И вот, не встречая никаких препятствий, они летели дальше неординарной точкой данных в матричном сознании, охватывавшем целую планету. Когда стало ясно, что никто не собирается им помешать, напряженная бдительность сменилась чем–то вроде дружеского молчания. Пока ветер тихо стонал в полостях Доахта, Обирон был занят плавным спуском барки, тогда как Зандрех любовался сумрачными сводами подземного мира и время от времени задумчиво бурчал себе под нос. На короткое мгновение воцарилось спокойствие, и каким бы заманчивым ни представлялось искушение продлить этот миг, варгард не мог себе этого позволить. После целой жизни, проведённой с мечтой о том, чтобы немесор заткнулся, Обирон вдруг обнаружил, что ему не терпится услышать, что на уме у старого генерала.
Однако придумать, с чего начать, вызвало у Обирона определённые трудности. Даже для создания, лишённого души, ему оказалось непросто подобрать нужные слова, вследствие чего он потратил немало времени, пытаясь сформулировать первый вопрос. В конце концов его терпение лопнуло, и он высказался напрямую.
— Лорд Зандрех.
— Хм? Ах да, дорогой слуга. Слушаю?
— Из чего… по-вашему… вы… сделаны? — Это прозвучало нелепо, совсем не так, как у него в голове, и немесор залился таким громким смехом, что Обирон испугался, как бы тот не привлёк внимание каждой вражеской конструкции в окрестностях.
— Судя по всему, из теста пожёстче, нежели ты! — прыснул немесор, перекрывая эхо своей предыдущей бурной реакции. — Что за глупый вопрос! Мы оба сплошь состоим из плоти и крови и солдатских баек. Бедный варгард, неужели на этой войне у тебя вконец сварились мозги?
Обирон подозревал, что так оно и было, но бодрый ответ Зандреха всё равно его заинтриговал. Вряд ли такое смог бы выдать тот, кто осознал, что его разум навсегда отрезан от души и заключён в холодную оболочку машины. Тем не менее стоило выпытать чуточку больше информации, просто чтобы убедиться.

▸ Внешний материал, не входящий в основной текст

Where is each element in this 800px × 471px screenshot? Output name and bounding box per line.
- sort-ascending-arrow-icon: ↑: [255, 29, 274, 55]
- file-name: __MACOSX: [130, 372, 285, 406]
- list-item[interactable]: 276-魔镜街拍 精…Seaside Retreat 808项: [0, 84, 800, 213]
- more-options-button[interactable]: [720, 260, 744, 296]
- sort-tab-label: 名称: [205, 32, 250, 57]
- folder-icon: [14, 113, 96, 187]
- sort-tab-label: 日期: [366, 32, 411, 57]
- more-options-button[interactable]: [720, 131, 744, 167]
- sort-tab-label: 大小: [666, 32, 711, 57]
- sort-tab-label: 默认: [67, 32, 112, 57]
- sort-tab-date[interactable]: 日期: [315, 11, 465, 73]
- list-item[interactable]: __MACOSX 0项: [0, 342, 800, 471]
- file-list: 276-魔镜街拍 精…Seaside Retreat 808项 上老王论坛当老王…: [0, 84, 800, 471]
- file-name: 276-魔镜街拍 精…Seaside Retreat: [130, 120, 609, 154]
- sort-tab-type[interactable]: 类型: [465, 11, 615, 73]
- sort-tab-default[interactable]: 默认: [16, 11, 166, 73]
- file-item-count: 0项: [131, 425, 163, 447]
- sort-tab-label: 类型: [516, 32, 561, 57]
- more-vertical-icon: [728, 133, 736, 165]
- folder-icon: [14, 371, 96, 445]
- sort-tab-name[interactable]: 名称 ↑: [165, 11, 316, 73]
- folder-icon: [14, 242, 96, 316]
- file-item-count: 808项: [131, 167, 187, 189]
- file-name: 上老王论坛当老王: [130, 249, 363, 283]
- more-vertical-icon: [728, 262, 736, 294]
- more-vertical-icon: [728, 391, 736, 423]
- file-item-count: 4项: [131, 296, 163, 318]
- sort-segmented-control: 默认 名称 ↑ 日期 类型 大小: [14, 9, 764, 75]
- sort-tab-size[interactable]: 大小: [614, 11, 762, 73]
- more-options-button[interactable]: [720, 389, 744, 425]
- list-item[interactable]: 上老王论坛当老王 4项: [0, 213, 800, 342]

— Простите меня, господин. Я спрашиваю лишь потому, что … ну. Узрев неприятеля, вы встревожились, не так ли?
— Несомненно. — Теперь голос Зандреха звучал серьёзно. — Как уже говорил, я признаю, что раскрытие природы наших врагов явилось для меня тёмным откровением. И даже сейчас это необычайно сложно осознать. В тот момент я просто… не мог смириться с этим, Обирон. Они так похожи на нас, но есть в них что–то… неправильное. Причём до такой степени, что даже думать об этом тяжело. У меня разыгралась чудовищная головная боль, и на какое–то время она совершенно вывела меня из себя.
Обирон слушал с некоторым облегчением. Похоже, река разума Зандреха всё–таки не вышла из берегов.
— Я вообще не мог понять, что это за существа. Но в какой–то момент в этой трясине отчаяния я ухватился за здравый смысл. Я имею в виду ту писанину, Обирон. Меня поглотили те первые каракули над вратами, замеченные до того, как наши сераптеки пробили брешь. В этих странных надписях я различил логическую нить, которой должен был проследовать. Так что я… О нет, Обирон, если продолжу, ты наверняка подумаешь, что я свихнулся.
— Ничуть, господин, — ответил Обирон, для которого понятие безумия уже начало терять всякий смысл. — Прошу, продолжайте.
— Что ж, я начал… правильным, наверное, будет сказать… грезить. Глазами солдат я видел во сне, как они перемещаются под землёй, и даже следил за происходящим от твоего лица, дорогой друг. Я видел глазами скарабеев так же ясно, как если бы смотрел межузельную проекцию, и вместе с ними бродил по коридорам и впитывал всё, что там было начертано неизвестной рукой. Со временем я отправил жуков глубже, прямо сквозь трещины, чтобы обнаружить другие обрывки текста. В часы бодрствования я всё это записывал и в итоге раскрыл смысл этих символов. Тогда же тьма, затянувшая мой рассудок, рассеялась.